Photo booth adventurers across many generations have described a magic that takes place when the curtain is drawn and the camera is awakened by placing a few coins in a slot. Inhibitions fall and an authentic inner self emerges on a strip of four photos. Best friends smash their faces together, a girl on a boy’s lap gives him his first kiss, and a wide-eyed college kid proudly mugs for a shot that will get pasted into a first passport.
Many of the so-called dip-and-dunk chemical machines, the kind found in arcades, amusement parks and bus stations, are disappearing, but replacing them are booths with digital cameras and dye-sublimation printers.
“The technology is changing, but the experience in the space is the same,” said Anthony Vizzari, whose A & A Studios in Chicago restores old photo booths and builds new digital machines. “People in their 20s probably don’t know or care about the difference between analog or digital. It’s kind of like taking a long walk on a sunny day and listening to music with a Walkman or an iPhone. The media doesn’t really matter — the experience is still the same.”
The photo booth is in no danger of going away, Vizzari said. He and his small staff build 50 booths each year with maybe 10 of those being restoration jobs on chemical machines. Reached this week, he was preparing to ship 10 new machines to Uzbekistan, where he said a couple of owners report as many as 100 hundred sessions a day in their booths.
Vizzari and his wife opened the studio eight years ago, inspired by the photo booth they rented for their wedding.
He admits it’s not a business that will make them rich.

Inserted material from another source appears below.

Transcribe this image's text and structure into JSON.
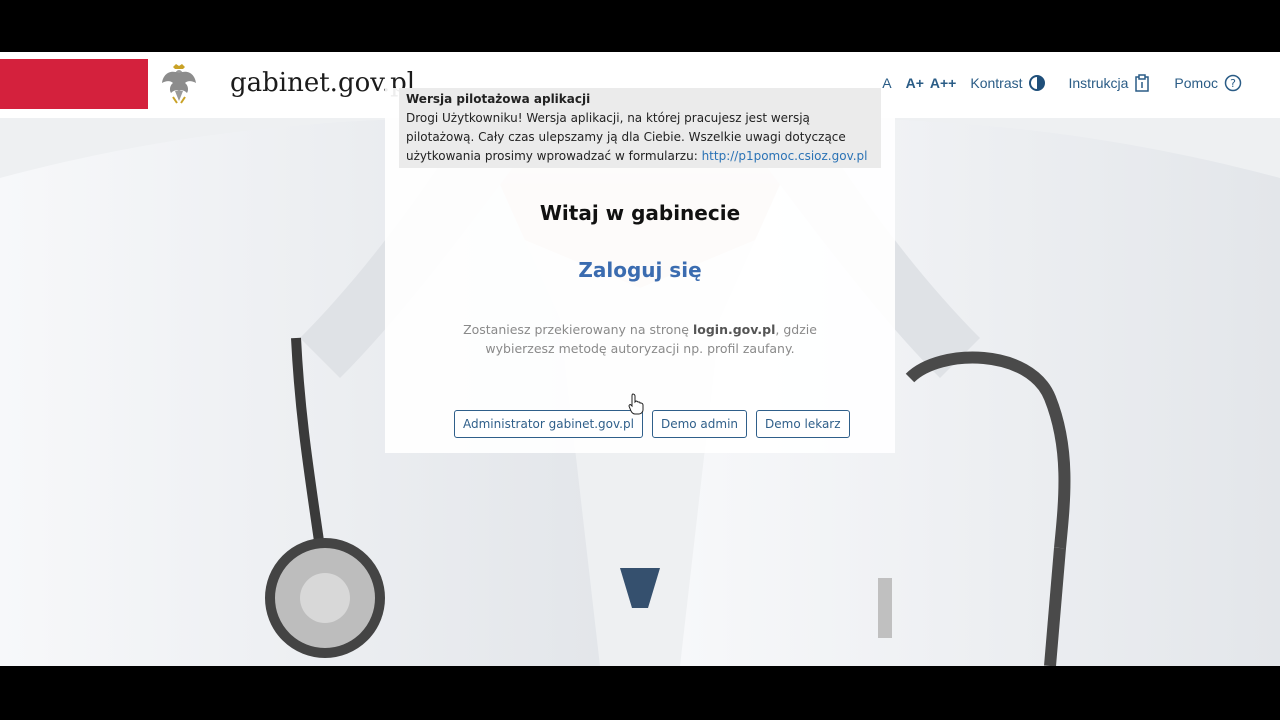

He has a staff that includes a woodworker, an electrician, a machinist, plus workers on contract for big orders. He is a hoarder of parts and photographic paper (he says there are no more than 10 companies left in the world producing photo paper) and also finds revenue in servicing some 20 machines, mostly in bars, around Chicago.

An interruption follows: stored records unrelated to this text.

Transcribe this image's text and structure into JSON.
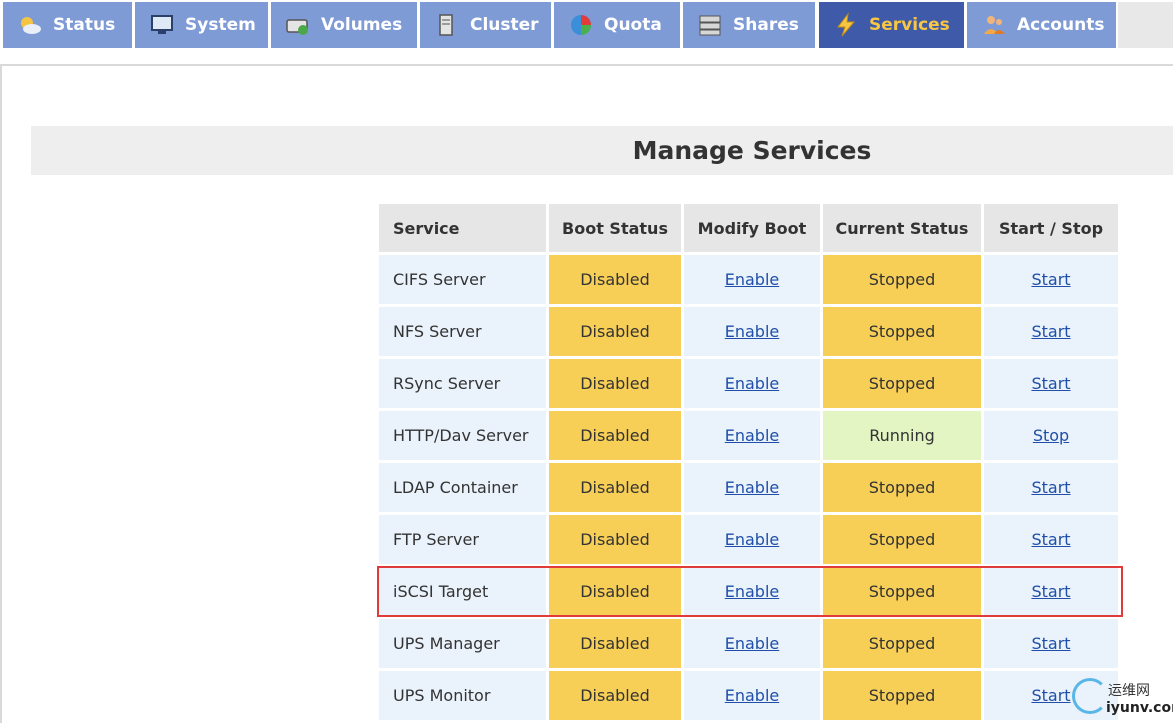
{
  "nav": {
    "tabs": [
      {
        "label": "Status",
        "icon": "weather-sun-icon"
      },
      {
        "label": "System",
        "icon": "monitor-icon"
      },
      {
        "label": "Volumes",
        "icon": "drive-icon"
      },
      {
        "label": "Cluster",
        "icon": "server-icon"
      },
      {
        "label": "Quota",
        "icon": "pie-chart-icon"
      },
      {
        "label": "Shares",
        "icon": "storage-icon"
      },
      {
        "label": "Services",
        "icon": "lightning-icon",
        "active": true
      },
      {
        "label": "Accounts",
        "icon": "users-icon"
      }
    ]
  },
  "page": {
    "title": "Manage Services"
  },
  "table": {
    "headers": [
      "Service",
      "Boot Status",
      "Modify Boot",
      "Current Status",
      "Start / Stop"
    ],
    "rows": [
      {
        "service": "CIFS Server",
        "boot": "Disabled",
        "modify": "Enable",
        "current": "Stopped",
        "action": "Start"
      },
      {
        "service": "NFS Server",
        "boot": "Disabled",
        "modify": "Enable",
        "current": "Stopped",
        "action": "Start"
      },
      {
        "service": "RSync Server",
        "boot": "Disabled",
        "modify": "Enable",
        "current": "Stopped",
        "action": "Start"
      },
      {
        "service": "HTTP/Dav Server",
        "boot": "Disabled",
        "modify": "Enable",
        "current": "Running",
        "action": "Stop"
      },
      {
        "service": "LDAP Container",
        "boot": "Disabled",
        "modify": "Enable",
        "current": "Stopped",
        "action": "Start"
      },
      {
        "service": "FTP Server",
        "boot": "Disabled",
        "modify": "Enable",
        "current": "Stopped",
        "action": "Start"
      },
      {
        "service": "iSCSI Target",
        "boot": "Disabled",
        "modify": "Enable",
        "current": "Stopped",
        "action": "Start",
        "highlighted": true
      },
      {
        "service": "UPS Manager",
        "boot": "Disabled",
        "modify": "Enable",
        "current": "Stopped",
        "action": "Start"
      },
      {
        "service": "UPS Monitor",
        "boot": "Disabled",
        "modify": "Enable",
        "current": "Stopped",
        "action": "Start"
      }
    ]
  },
  "colors": {
    "nav_bg": "#7f9bd6",
    "nav_active_bg": "#3f5aa8",
    "nav_active_text": "#f7c744",
    "status_disabled": "#f7cf57",
    "status_running": "#e4f5c4",
    "cell_bg": "#eaf2fb",
    "highlight": "#e03a3a"
  },
  "watermark": {
    "cn": "运维网",
    "en": "iyunv.com"
  }
}
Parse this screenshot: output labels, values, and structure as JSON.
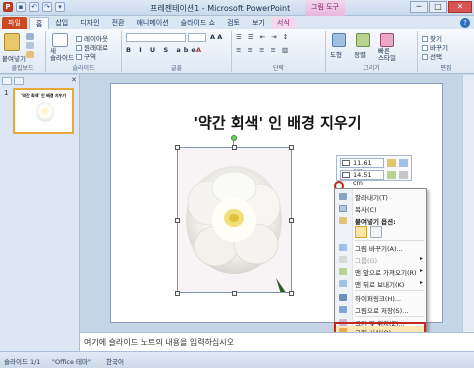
{
  "window": {
    "title": "프레젠테이션1 - Microsoft PowerPoint",
    "context_tools_label": "그림 도구",
    "controls": [
      "─",
      "□",
      "✕"
    ]
  },
  "tabs": [
    {
      "label": "파일",
      "kind": "file"
    },
    {
      "label": "홈",
      "kind": "active"
    },
    {
      "label": "삽입",
      "kind": "normal"
    },
    {
      "label": "디자인",
      "kind": "normal"
    },
    {
      "label": "전환",
      "kind": "normal"
    },
    {
      "label": "애니메이션",
      "kind": "normal"
    },
    {
      "label": "슬라이드 쇼",
      "kind": "normal"
    },
    {
      "label": "검토",
      "kind": "normal"
    },
    {
      "label": "보기",
      "kind": "normal"
    },
    {
      "label": "서식",
      "kind": "ctx"
    }
  ],
  "ribbon": {
    "clipboard": {
      "paste": "붙여넣기",
      "label": "클립보드"
    },
    "slides": {
      "new_slide": "새\n슬라이드",
      "layout": "레이아웃",
      "reset": "원래대로",
      "section": "구역",
      "label": "슬라이드"
    },
    "font": {
      "label": "글꼴"
    },
    "paragraph": {
      "label": "단락"
    },
    "drawing": {
      "shape": "도형",
      "arrange": "정렬",
      "quick_styles": "빠른\n스타일",
      "label": "그리기"
    },
    "editing": {
      "find": "찾기",
      "replace": "바꾸기",
      "select": "선택",
      "label": "편집"
    }
  },
  "left_panel": {
    "slide_number": "1",
    "thumb_title": "'약간 회색' 인 배경 지우기",
    "close": "✕"
  },
  "slide": {
    "title": "'약간 회색' 인 배경 지우기"
  },
  "size_toolbar": {
    "height": "11.61 cm",
    "width": "14.51 cm"
  },
  "context_menu": {
    "items": [
      {
        "label": "잘라내기(T)",
        "icon": "scissors-icon",
        "dim": false
      },
      {
        "label": "복사(C)",
        "icon": "copy-icon",
        "dim": false
      },
      {
        "label": "붙여넣기 옵션:",
        "icon": "paste-icon",
        "dim": false,
        "bold": true
      },
      {
        "label": "그림 바꾸기(A)...",
        "icon": "picture-icon",
        "dim": false
      },
      {
        "label": "그룹(G)",
        "icon": "group-icon",
        "dim": true,
        "submenu": true
      },
      {
        "label": "맨 앞으로 가져오기(R)",
        "icon": "bring-front-icon",
        "dim": false,
        "submenu": true
      },
      {
        "label": "맨 뒤로 보내기(K)",
        "icon": "send-back-icon",
        "dim": false,
        "submenu": true
      },
      {
        "label": "하이퍼링크(H)...",
        "icon": "hyperlink-icon",
        "dim": false
      },
      {
        "label": "그림으로 저장(S)...",
        "icon": "save-icon",
        "dim": false
      },
      {
        "label": "크기 및 위치(Z)...",
        "icon": "size-icon",
        "dim": false
      },
      {
        "label": "그림 서식(O)...",
        "icon": "format-picture-icon",
        "dim": false
      }
    ]
  },
  "notes": {
    "placeholder": "여기에 슬라이드 노트의 내용을 입력하십시오"
  },
  "status": {
    "slide": "슬라이드 1/1",
    "theme": "\"Office 테마\"",
    "language": "한국어"
  }
}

“Flickr just bought a chemical booth for their offices and I am helping them with the chemistry,” Vizzari said. “They are very much a digital company and they wanted a dip-and-dunk booth. I love it.”

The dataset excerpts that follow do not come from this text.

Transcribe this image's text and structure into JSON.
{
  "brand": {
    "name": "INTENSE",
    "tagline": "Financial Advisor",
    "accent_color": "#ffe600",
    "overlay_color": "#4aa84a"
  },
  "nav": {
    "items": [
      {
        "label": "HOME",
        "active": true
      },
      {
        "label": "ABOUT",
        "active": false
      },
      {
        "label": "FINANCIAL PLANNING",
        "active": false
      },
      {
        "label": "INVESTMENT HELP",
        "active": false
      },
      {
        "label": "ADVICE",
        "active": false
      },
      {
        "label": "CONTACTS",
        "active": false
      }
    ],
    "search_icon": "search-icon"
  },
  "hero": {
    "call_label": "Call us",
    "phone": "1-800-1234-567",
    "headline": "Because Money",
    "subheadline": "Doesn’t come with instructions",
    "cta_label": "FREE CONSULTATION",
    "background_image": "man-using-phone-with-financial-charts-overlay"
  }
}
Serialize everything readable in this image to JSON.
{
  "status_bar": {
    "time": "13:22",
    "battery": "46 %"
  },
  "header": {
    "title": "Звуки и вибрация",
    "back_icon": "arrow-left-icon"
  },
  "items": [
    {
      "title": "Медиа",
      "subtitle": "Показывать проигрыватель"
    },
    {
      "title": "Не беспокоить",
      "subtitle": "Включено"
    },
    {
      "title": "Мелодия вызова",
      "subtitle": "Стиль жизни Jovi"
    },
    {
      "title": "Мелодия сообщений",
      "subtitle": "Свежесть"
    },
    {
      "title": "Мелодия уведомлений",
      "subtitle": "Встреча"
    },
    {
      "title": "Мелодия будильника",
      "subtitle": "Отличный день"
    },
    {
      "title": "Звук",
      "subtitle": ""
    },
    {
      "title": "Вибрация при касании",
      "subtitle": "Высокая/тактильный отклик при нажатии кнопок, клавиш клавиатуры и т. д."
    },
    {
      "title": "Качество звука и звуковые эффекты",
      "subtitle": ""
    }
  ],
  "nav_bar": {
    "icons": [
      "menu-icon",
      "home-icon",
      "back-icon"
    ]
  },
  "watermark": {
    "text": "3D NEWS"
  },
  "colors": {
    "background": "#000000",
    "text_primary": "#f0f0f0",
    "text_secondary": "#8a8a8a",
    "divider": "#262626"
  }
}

Automated photo machines were around as early as the late 1890s, but it was Josephwitz, who fled to the United States after surviving prison camp during the first World War, who sought funding to develop the Photomaton in 1925. (He later shortened his surname to Josepho.)
While many companies since have perfected the process, the Photomaton was the first machine that became the little studio booth we know today.
The medium, obviously, does matter for some. The digital booths produce relatively perfect photos, where the murky, brownish strip of photos produced by a chemical booth is coveted for its imperfections as much as the poses of the people in the pictures.
Chemical booths survive today because of an enthusiastic community of artists and collectors. Some of these enthusiasts meet each year at an international photo booth convention. A state-by-state and country-by-country listing of all the known photo booths can be found on photobooth.net.
One of the fiercest torch carriers for photo booths is Canadian artist Meags Fitzgerald, featured in Cult of Mac last year after she published a graphic novel-style history of the photo booth that also explained her love affair with posing in them. The book, PhotoBooth: A Biography, details the story of Josephwitz’s rise as an inventor and businessman.
Fitzgerald is well-known in the photo booth community and Canada’s art scene for the movies she creates and stars in. She makes her dreamlike stories out of hundreds of pictures taken in a photo booth.
“Photo booths don’t present a negative,” Fitzgerald told Cult of Mac. “It’s a direct positive photo. Every photo is entirely unique, so each one is sort of precious. The thing that doesn’t appeal to me about digital photography really is the lack of ability to preserve them. We think we’re taking a lot of photos now, but we’re not actually leaving any records. We’re leaving digital data that gets corrupted or destroys itself. (With analog photos), I like the physical aspect that is left behind.”